Sylvia e-mailed him a picture of the desk, confirming that the two front legs were exact matches to the walking stick Chase had spent the past few months searching for, and he could barely contain his exhilaration. Sylvia even knew the person who’d purchased the secretary, a gentleman who sold and traded antique items, and she was gracious enough to pass on his contact information.
Another call to Jack Harrison, the wealthy owner of the upscale Harrison House Antique Gallery in Florida, revealed that he still had the desk. He kept it for himself all those years ago and had it displayed at his home in Boca Raton and was open to selling it for the right price.
At this point, Chase didn’t think money was an object to Steven, not when it meant restoring the cane to its original state. But first he needed to see the secretary in person, to touch the piece and see what his visions revealed, and make absolutely certain that one of the legs belonged to the ivory cane top.

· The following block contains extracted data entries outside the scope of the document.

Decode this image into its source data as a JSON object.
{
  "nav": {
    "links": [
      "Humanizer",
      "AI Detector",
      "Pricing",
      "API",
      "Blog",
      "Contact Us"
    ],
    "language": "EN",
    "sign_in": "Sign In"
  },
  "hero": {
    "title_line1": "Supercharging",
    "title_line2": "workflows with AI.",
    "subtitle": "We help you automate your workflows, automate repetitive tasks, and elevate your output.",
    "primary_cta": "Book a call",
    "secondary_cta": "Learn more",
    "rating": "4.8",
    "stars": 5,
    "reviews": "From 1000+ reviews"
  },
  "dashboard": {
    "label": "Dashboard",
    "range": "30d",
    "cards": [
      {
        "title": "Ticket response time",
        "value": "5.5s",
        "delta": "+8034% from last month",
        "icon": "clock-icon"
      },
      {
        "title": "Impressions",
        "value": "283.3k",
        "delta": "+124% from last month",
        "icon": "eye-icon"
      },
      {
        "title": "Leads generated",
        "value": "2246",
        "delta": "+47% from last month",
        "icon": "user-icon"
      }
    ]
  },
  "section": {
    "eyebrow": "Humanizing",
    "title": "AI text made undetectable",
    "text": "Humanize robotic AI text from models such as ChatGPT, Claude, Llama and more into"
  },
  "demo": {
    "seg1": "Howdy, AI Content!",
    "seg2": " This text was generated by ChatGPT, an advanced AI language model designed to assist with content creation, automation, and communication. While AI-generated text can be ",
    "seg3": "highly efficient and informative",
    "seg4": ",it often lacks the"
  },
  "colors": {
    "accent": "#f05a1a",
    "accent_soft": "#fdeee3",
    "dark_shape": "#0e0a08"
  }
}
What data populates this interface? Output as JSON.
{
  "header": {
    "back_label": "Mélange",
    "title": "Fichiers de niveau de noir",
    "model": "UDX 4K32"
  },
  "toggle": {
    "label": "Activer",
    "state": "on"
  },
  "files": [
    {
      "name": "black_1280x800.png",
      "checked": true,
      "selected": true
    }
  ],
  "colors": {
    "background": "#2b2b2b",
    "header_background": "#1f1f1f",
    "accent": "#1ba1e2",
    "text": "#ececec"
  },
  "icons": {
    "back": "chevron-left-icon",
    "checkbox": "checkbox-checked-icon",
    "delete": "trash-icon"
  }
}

Chase immediately got in touch with Steven’s curator, Tony, who was equally ecstatic over the find and promised to make all the necessary travel arrangements to Florida so they could leave San Francisco by private jet the following day to get them there as quickly as possible. Tony would e-mail him an itinerary and fax over a copy to the business office at the hotel for them to deliver to his room so Chase would have a hard copy of the trip details for his files.